Le mouvement pour la Justice Alimentaire (Food Justice – FJ) se retrouve largement avec le mouvement pour le Système Communautaire pour l’Alimentation (CFS) mais il est en général plus progressif que réformiste car il adresse spécifiquement la manière dont les gens de couleur dans les communautés à faible revenu sont affectés négativement et de façon disproportionnée par le système alimentaire industriel. Pris entre l’urgence d’accéder et l’impératif d’équité, le mouvement pour la justice alimentaire change, chevauche et établit des ponts avec les efforts du CFS et du mouvement pour la souveraineté alimentaire, en essayant de soulever la question du racisme et des classe d’un coté tout en essayant de réparer les défaillances du système alimentaire.

Alors que des réformes modérées du système alimentaire, comme l’augmentation des coupons alimentaires ou la réimplantation d’épiceries, sont nécessaires pour aider les communautés vulnérables à faire face aux crises, ces réformes ne vont pas modifier les relations de pouvoir au sein du système alimentaire et dans certains cas, elles peuvent avoir aidé à renforcer certaines relations inégales de pouvoir. Réparer les disfonctionnements du système alimentaire – dans un sens durable- demande des changements de régime. Un changement dans le système alimentaire viendra d’une pression sociale forte et durable qui poussera les réformistes à faire reculer le néolibéralisme dans le système alimentaire. Une grande partie de cette pression peut venir du mouvement pour l’alimentation, s’il dépasse ses divisions.

Résoudre la crise alimentaire demande un démantèlement du racisme et des classes dans le système alimentaire et une transformation du régime alimentaire. C’est ce qui pousse le mouvement pour la justice alimentaire à forger des alliances qui développent sur le terrain des pratiques équitables et durables tout en se mobilisant au niveau politique pour des réformes structurelles plus largement redistributives.
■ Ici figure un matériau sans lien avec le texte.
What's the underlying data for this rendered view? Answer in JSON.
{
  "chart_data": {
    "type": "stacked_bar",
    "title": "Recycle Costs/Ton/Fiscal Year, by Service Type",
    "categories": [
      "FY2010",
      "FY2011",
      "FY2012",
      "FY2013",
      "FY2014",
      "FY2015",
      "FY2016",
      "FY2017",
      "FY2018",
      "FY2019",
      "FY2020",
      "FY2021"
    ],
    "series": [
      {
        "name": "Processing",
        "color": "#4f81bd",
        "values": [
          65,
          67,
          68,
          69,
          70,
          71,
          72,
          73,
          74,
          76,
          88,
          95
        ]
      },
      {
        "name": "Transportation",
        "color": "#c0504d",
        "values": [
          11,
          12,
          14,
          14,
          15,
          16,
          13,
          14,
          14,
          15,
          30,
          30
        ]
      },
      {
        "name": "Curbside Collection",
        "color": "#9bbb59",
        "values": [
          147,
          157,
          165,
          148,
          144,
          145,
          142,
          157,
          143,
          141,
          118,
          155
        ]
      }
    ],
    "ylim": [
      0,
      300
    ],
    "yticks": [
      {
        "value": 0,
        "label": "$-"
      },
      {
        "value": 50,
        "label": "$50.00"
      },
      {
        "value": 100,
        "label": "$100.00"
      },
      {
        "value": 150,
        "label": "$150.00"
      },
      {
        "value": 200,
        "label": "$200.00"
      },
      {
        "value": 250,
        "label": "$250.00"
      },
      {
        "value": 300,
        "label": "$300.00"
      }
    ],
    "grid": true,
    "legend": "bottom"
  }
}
Cette pratique essentielle pourrait fournir au mouvement pour l’alimentation un nouveau et puissant récit pour: le récit de la libération.

Références :
Alkon, Alison Hope, and Julian Agyeman. 2011a. Introduction: The food movement as polyculture. In Cultivating Food Justice: Race, Class, and Sustainability, 1-20. Food, Health, and Environment; series ed. Robert Gottlieb. Cambridge, MA: MIT Press.

Gottlieb, Robert, and Anupama Joshi. 2010. Food Justice. Cambridge, MA: MIT Press.